Pour la Fonction publique territoriale, le risque de la liquidation d’une culture commune de service public et une scission parmi les cadres de catégorie A
La CGT constate aussi que les principes d’unité de de gestion et déroulement des carrières, des rémunérations des agents de catégorie A sont aussi remis en cause avec :
- Le recours à l’emploi contractuel afin de faire disparaitre la culture territoriale et liquider la référence aux qualifications professionnelles !
- La création de classes préparatoires intégrées et d’un concours spécial « égalité des chances » stigmatisant encore plus les jeunes issus de milieux sociaux dévalorisés
- La création d’une catégorie A+ et le transfert de l’organisation des concours du CNFPT à l’INET accentueront la fracture statutaire entre les agents de catégorie A à même niveau de qualification (BAC+3, BAC+5) alors que la catégorie A tous grades confondus continue à ne représenter que 9,7% des personnels territoriaux !
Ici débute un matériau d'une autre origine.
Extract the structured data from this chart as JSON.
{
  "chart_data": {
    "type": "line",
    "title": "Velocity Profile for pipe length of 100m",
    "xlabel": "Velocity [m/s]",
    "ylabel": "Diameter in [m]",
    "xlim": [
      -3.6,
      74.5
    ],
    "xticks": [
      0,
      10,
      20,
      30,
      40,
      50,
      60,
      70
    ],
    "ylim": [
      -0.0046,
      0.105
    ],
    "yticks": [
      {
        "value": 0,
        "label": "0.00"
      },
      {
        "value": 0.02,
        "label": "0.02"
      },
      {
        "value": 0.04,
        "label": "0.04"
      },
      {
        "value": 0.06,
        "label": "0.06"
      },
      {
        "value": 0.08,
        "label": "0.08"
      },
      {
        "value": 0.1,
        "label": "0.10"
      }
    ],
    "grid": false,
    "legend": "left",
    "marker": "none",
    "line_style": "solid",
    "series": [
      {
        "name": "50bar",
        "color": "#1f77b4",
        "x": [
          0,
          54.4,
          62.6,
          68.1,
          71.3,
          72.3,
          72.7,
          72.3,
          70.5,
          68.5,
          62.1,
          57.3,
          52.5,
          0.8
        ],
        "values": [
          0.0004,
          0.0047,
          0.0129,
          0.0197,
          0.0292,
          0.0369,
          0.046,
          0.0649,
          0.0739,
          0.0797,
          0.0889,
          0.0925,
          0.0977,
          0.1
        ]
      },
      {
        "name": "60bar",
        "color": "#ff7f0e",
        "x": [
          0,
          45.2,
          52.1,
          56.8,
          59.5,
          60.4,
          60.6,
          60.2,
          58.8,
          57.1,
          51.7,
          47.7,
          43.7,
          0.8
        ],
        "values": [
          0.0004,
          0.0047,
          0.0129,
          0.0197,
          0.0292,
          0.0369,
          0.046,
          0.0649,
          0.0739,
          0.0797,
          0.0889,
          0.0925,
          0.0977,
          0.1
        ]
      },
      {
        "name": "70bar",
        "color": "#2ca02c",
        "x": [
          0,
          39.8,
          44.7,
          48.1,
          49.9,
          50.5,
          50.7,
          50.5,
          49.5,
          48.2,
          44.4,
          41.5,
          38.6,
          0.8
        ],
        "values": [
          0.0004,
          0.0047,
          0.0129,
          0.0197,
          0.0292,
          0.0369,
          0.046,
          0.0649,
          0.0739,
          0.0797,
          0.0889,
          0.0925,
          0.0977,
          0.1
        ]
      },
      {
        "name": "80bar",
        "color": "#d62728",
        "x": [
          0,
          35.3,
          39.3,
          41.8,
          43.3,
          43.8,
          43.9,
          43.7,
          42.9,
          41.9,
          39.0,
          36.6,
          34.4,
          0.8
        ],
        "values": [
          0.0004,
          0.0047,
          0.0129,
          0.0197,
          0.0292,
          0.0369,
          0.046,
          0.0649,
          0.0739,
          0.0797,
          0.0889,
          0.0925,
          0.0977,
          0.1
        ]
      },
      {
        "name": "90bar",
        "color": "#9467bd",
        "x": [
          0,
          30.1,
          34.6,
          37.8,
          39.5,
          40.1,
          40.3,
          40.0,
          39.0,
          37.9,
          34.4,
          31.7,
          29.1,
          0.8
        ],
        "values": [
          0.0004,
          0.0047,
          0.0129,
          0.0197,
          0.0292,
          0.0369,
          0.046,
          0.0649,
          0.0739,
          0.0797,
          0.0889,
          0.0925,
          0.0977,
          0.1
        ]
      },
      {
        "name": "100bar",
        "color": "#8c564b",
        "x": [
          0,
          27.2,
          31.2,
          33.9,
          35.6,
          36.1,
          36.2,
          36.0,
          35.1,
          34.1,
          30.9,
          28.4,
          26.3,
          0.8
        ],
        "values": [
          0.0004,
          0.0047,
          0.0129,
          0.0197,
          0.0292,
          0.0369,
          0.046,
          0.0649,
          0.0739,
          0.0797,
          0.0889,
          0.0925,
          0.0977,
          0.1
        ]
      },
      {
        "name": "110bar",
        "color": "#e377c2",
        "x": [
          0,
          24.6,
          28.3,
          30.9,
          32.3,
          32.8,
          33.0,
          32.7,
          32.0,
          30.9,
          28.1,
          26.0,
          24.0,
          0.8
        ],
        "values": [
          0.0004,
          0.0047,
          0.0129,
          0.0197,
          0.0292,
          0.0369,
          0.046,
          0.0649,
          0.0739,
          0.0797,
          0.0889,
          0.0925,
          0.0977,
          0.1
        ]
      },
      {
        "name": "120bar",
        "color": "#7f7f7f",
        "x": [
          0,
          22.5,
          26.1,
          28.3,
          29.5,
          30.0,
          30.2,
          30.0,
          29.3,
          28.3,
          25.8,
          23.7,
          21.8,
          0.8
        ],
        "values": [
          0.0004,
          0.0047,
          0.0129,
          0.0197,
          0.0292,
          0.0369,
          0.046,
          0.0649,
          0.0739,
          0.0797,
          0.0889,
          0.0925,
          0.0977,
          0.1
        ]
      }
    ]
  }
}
- La fusion des statuts particuliers des administrateurs et des ingénieurs en chef territoriaux qui provoquera d’une part une déséquilibre entre les versants et d’autre part dans la FPT une scission avec les autres filières (culturelle, médico-sociale, SPP) et les autres cadres d’emplois de catégorie A (conservateurs de bibliothèques et du Patrimoine, médecins, vétérinaires, pharmaciens, colonels…) à même niveau de qualification (BAC+5, BAC+8) ;
- La création d’un Centre national de gestion (CNGFPT) pour les carrières des cadres A sur emploi fonctionnel en fin de parcours professionnel ou en cas d’alternance politique. Encore une proposition particulière et une conception étriquée de la mobilité alors que la problématique concerne l’ensemble des cadres territoriaux ;
- Une revalorisation de la part résultat des rémunérations accessoires (CIA) qui visent à assujettir davantage les cadres territoriaux ;
Sous couvert de nécessité de rapprocher les cadres dirigeants des administrés, le rapport Thiriez propose donc de substituer l’idéologie libérale du secteur privé (performance, rentabilité, lean management) aux principes de la Fonction publique (indépendance, éthique, responsabilité, efficacité sociale).
Les collectivités locales ne sont pas des entreprises. Le rôle des cadres dirigeants est de viser l’efficacité sociale des politiques publiques. Il relève de l’incantation de croire que cette perméabilité accrue entre les collectivités territoriales et le secteur privé, fondée sur l’idée qu’il faudrait gérer les administrations comme des entreprises, serait bénéfique pour la modernisation et la qualité du service public de proximité. Les externalisations, les privatisations et l’application du lean management nous prouvent chaque jour le contraire.
La conception d’une haute fonction publique révèle une volonté d’inféoder l’encadrement supérieur. La séparation entre A et A+ reste artificielle compte tenu du niveau de qualification des cadres territoriaux. Il est encore courant qu’un cadre de direction soit un attaché ou attaché principal, ingénieur ou ingénieur principal compte tenu de la grande diversité des collectivités territoriales.
La CGT rappelle aussi que dans toutes les filières professionnelles, les fonctions d’encadrement hiérarchique sont désormais aussi importantes que les fonctions d’expertise. Or, nous constatons un déficit de valorisation alors qu’il y a nécessité de garantir l’unité de la catégorie A et la reconnaissance d’un statut de l’encadrement public/privé.
Malgré une demande écrite, la Fédération CGT des services publics déplore qu’elle n’ait pas été auditionnée. Cet oubli est révélateur d’une certaine conception du dialogue social. Le rapport Thiriez aurait pu aussi s’inspirer des rapports du CSFPT notamment « Pour une revalorisation de la catégorie A » qui a obtenu l’unanimité des deux collèges.